Heat rushed up my neck.
Cassian’s mouth curved slightly, the smallest concession to amusement I’d seen from him. He stepped back first, his hands sliding from my hips with that same unhurried control that made every movement of his feel like a choice.
“Dinner,” he said, as if we hadn’t just been locked in a private war of proximity and will.
I straightened my sweater, smoothing it down as though fabric could restore composure. My breathing caught up slowly. “We should help her.”
He watched me for a beat—long enough that I felt seen, not in a flattering way, but in the way a sharp edge feels you before it cuts.
“Lead the way,” he said.
The dining room hadn’t changed in twenty years.
The same oval oak table with the slight notch on the underside where I used to hook my fingers when I was anxious.
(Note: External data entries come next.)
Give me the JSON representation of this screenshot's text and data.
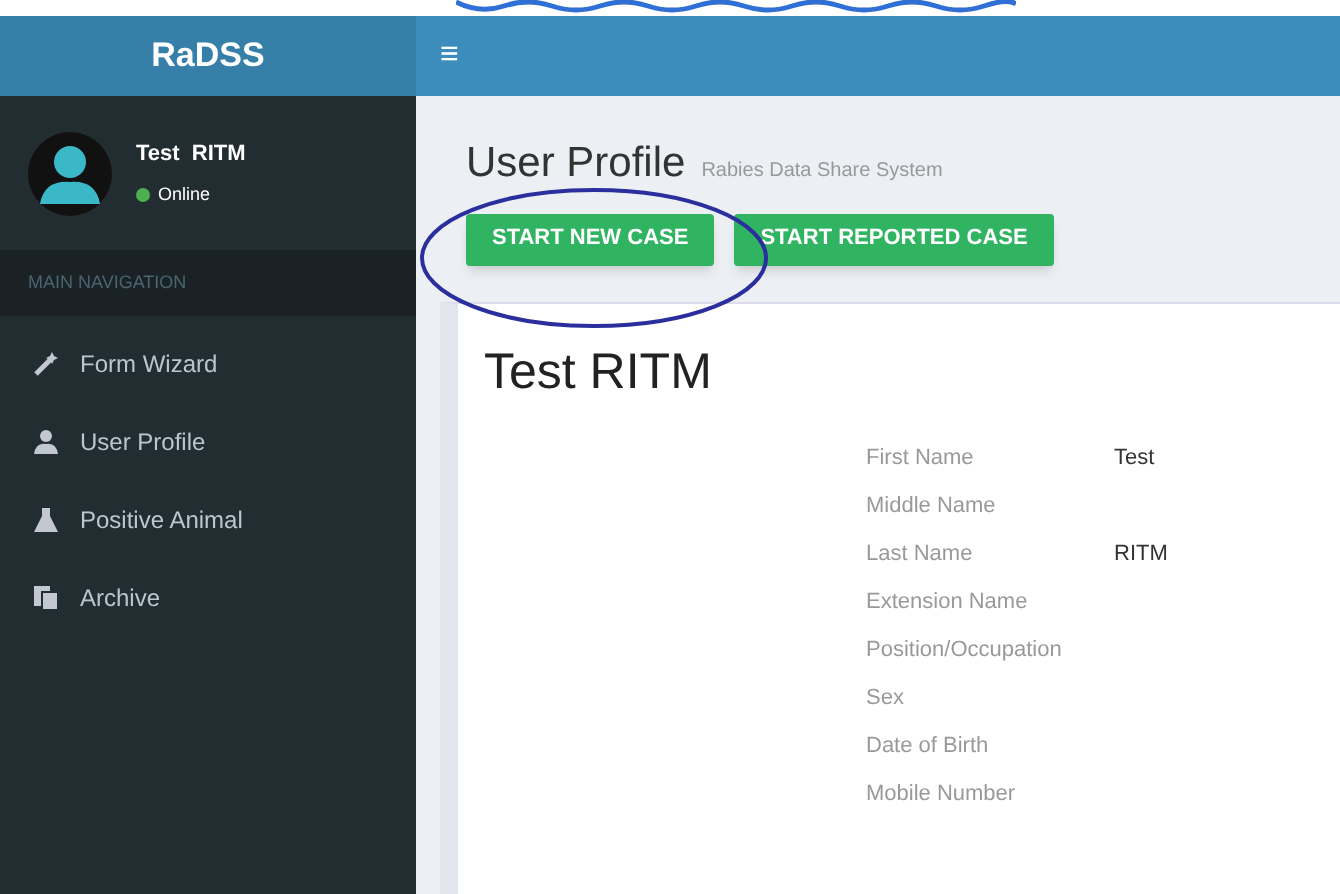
{
  "header": {
    "logo": "RaDSS",
    "menu_toggle": "≡"
  },
  "user_panel": {
    "name": "Test  RITM",
    "status": "Online"
  },
  "sidebar": {
    "heading": "MAIN NAVIGATION",
    "items": [
      {
        "label": "Form Wizard",
        "selected": false
      },
      {
        "label": "User Profile",
        "selected": false
      },
      {
        "label": "Positive Animal",
        "selected": false
      },
      {
        "label": "Archive",
        "selected": false
      }
    ]
  },
  "page": {
    "title": "User Profile",
    "subtitle": "Rabies Data Share System",
    "buttons": [
      "START NEW CASE",
      "START REPORTED CASE"
    ]
  },
  "profile": {
    "name": "Test RITM",
    "fields": [
      {
        "label": "First Name",
        "value": "Test"
      },
      {
        "label": "Middle Name"
      },
      {
        "label": "Last Name",
        "value": "RITM"
      },
      {
        "label": "Extension Name"
      },
      {
        "label": "Position/Occupation"
      },
      {
        "label": "Sex"
      },
      {
        "label": "Date of Birth"
      },
      {
        "label": "Mobile Number"
      }
    ]
  }
}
The same lace runner my aunt insisted made a meal “proper.” The same framed watercolor of Saratoga in spring hanging slightly crooked above the sideboard.
Aunt Mabel moved between the kitchen and dining room with calm efficiency, like she’d been preparing for this meal longer than the last hour. The table was set—china plates with faded blue rims, silverware polished to a soft gleam, cloth napkins folded with quiet precision.
It should have felt comforting.
Instead, it felt like a stage.
Cassian hung his coat neatly over the back of a chair without being asked, then stood with the easy stillness of a man who never looked for a place to put his hands.
Aunt Mabel glanced at him. “Sit.”
She pointed him toward the chair at the end of the table.
He didn’t argue. He didn’t attempt to take the head of the table. He took the seat she indicated, posture relaxed but attentive, as though he’d been trained to obey orders he respected.
I sat across from him.
Of course, I did.
Aunt Mabel set down the pot roast, steam rising in fragrant spirals, followed by roasted carrots, potatoes glazed in something buttery and golden, and a bowl of green beans tossed with slivers of almond.
“You remember how to carve?” she asked Cassian casually.
Remember.
Like it was a shared memory.
His brow lifted slightly. “Yes, ma’am.”
I shot her a look.
She handed him the knife without elaboration.
Cassian stood, steady and unhurried, and began carving with quiet competence. Clean cuts. Even portions. His hands looked capable doing it—patient, precise. It was absurdly intimate to watch a man handle a knife that way without making it about performance.
My gaze dropped to the scar at his wrist before I could stop myself.
He noticed.
He placed a slice of roast onto my plate first. Then he served Aunt Mabel, then himself.